Весь первый год она рвалась как птица в силках. Сто раз решала рассказать все мужу, попросить развода. Потом передумывала. Дети? Забрать с собой? Оставить? Поделить? Им не нужен второй отец, у них все хорошо с первым. Особенно старший мальчик – они с отцом обожают друг друга, тот называет его Наследник…

Он ждал, не торопил ее ни словом, ни жестом. Через год она решила: нужно вырастить детей, это и долг, и ее желание. Когда старшему исполнится восемнадцать, она поблагодарит мужа за все и уйдет.
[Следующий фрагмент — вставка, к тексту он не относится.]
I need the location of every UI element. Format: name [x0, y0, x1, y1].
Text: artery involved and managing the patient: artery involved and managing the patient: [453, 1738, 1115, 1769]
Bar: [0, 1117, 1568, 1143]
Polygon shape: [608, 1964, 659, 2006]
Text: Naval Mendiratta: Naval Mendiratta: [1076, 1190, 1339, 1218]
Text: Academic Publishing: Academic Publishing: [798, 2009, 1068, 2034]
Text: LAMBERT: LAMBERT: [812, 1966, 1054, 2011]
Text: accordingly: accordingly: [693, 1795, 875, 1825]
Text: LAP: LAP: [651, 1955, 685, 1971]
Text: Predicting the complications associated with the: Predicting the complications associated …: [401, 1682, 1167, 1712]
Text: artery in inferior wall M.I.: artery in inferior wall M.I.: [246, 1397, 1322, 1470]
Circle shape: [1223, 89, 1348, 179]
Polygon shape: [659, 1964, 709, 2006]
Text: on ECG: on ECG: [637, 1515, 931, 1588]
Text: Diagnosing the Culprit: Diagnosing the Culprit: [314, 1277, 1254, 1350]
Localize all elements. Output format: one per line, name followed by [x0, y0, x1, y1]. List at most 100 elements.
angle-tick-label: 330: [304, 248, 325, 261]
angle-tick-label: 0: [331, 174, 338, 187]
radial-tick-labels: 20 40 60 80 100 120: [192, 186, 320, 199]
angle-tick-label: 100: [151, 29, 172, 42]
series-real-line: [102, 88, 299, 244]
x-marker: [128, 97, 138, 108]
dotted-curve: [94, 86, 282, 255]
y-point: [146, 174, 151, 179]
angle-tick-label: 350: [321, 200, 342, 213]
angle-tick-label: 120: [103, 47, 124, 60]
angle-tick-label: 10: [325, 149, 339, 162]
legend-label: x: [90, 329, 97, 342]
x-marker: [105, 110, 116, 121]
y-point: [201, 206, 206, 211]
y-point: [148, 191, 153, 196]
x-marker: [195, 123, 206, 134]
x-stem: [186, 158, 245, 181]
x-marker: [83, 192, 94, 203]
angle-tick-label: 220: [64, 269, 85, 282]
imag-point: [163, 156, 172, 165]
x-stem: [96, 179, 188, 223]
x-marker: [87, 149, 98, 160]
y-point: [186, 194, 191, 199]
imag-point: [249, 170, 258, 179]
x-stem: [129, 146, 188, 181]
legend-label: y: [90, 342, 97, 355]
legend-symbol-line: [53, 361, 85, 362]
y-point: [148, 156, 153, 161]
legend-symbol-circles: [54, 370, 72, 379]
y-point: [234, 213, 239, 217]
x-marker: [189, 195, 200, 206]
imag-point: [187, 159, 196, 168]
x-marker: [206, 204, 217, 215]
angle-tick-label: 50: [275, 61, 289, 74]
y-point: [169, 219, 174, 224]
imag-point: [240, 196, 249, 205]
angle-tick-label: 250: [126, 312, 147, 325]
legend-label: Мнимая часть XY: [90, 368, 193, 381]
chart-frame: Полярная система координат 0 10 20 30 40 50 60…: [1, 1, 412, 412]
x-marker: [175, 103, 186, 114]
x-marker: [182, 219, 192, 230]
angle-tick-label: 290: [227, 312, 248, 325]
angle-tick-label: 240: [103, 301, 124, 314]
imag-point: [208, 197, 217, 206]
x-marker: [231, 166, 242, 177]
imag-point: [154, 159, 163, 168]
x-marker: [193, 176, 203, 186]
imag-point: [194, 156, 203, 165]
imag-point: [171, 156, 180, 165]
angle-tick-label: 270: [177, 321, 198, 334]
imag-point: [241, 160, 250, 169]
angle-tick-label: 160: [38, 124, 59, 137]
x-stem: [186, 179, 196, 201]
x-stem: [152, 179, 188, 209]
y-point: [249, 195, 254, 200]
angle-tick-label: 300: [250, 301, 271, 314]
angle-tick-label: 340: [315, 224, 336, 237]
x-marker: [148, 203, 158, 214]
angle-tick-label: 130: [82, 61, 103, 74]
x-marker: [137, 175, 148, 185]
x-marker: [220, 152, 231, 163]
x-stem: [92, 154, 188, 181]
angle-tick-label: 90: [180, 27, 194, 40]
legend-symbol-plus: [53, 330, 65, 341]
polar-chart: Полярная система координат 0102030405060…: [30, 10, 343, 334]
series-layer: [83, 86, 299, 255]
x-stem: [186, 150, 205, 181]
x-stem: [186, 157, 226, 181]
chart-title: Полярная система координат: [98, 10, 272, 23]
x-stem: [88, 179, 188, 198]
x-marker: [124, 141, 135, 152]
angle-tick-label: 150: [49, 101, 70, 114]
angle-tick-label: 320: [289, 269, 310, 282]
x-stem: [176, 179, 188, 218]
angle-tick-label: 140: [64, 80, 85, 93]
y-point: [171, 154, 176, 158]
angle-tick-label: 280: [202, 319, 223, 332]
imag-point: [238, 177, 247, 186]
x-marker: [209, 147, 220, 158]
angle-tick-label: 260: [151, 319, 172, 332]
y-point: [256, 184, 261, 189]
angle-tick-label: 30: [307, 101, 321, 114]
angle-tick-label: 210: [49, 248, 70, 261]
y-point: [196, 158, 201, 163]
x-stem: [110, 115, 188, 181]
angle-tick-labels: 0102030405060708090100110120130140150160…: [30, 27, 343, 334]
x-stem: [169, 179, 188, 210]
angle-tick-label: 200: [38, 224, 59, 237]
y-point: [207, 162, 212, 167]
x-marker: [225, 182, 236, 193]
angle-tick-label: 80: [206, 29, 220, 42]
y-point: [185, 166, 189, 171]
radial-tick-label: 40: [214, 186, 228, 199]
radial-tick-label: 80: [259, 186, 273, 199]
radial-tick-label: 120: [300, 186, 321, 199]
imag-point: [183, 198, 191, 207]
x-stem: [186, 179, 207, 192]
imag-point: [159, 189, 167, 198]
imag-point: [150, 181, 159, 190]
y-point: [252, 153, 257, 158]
Младшие будут решать сами: им предложат все варианты, и в том возрасте они уже смогут самостоятельно навещать отца, мать, бабушку – кого захотят – в любом сочетании.

Он выслушал ее, поцеловал, кивнул головой: «Будет так, как ты хочешь».

Попросил об уступке: я буду отвозить тебя на работу, видеть каждый день, это возможно?

Она согласилась. Она знала о его проблемах с сердцем, но они оба думали, что у них есть еще время.

– Почему я никогда не встречала вас после его смерти? Вы переехали?

– Нет. Просто на метро быстрее добираться. Я стала выходить из дома на полчаса позже.

Самое странное, что у нее все время были спокойные, ровные и позитивные отношения с мужем. За последние два года они стали, пожалуй, даже еще лучше. Он в ее сознании – пострадавшая сторона, она ему сочувствует и, разуеется, ни в чем не обвиняет. Она внимательно и терпеливо ухаживает за слегшей свекровью: она мне так помогала с детьми, теперь, конечно, и я должна… Обвинять в случившемся некого (или уж себя саму) – это она умом понимает сто раз, но эмоционально крайними почему-то оказались дети. Особенно старшие – мальчик и девочка, которым сейчас семнадцать и четырнадцать.

– Я сломала жизнь себе и любимому человеку, чтобы сохранить для своих детей стабильность мира, остаться хорошей матерью. И в результате я получаюсь не мать, а ехидна…

Если я ей скажу, что это нормальная, можно даже сказать, запрограммированная оборотная сторона любой жертвы, – чем ей это поможет? Второй шанс, чтобы применить полученные от меня сведения, ей вряд ли представится…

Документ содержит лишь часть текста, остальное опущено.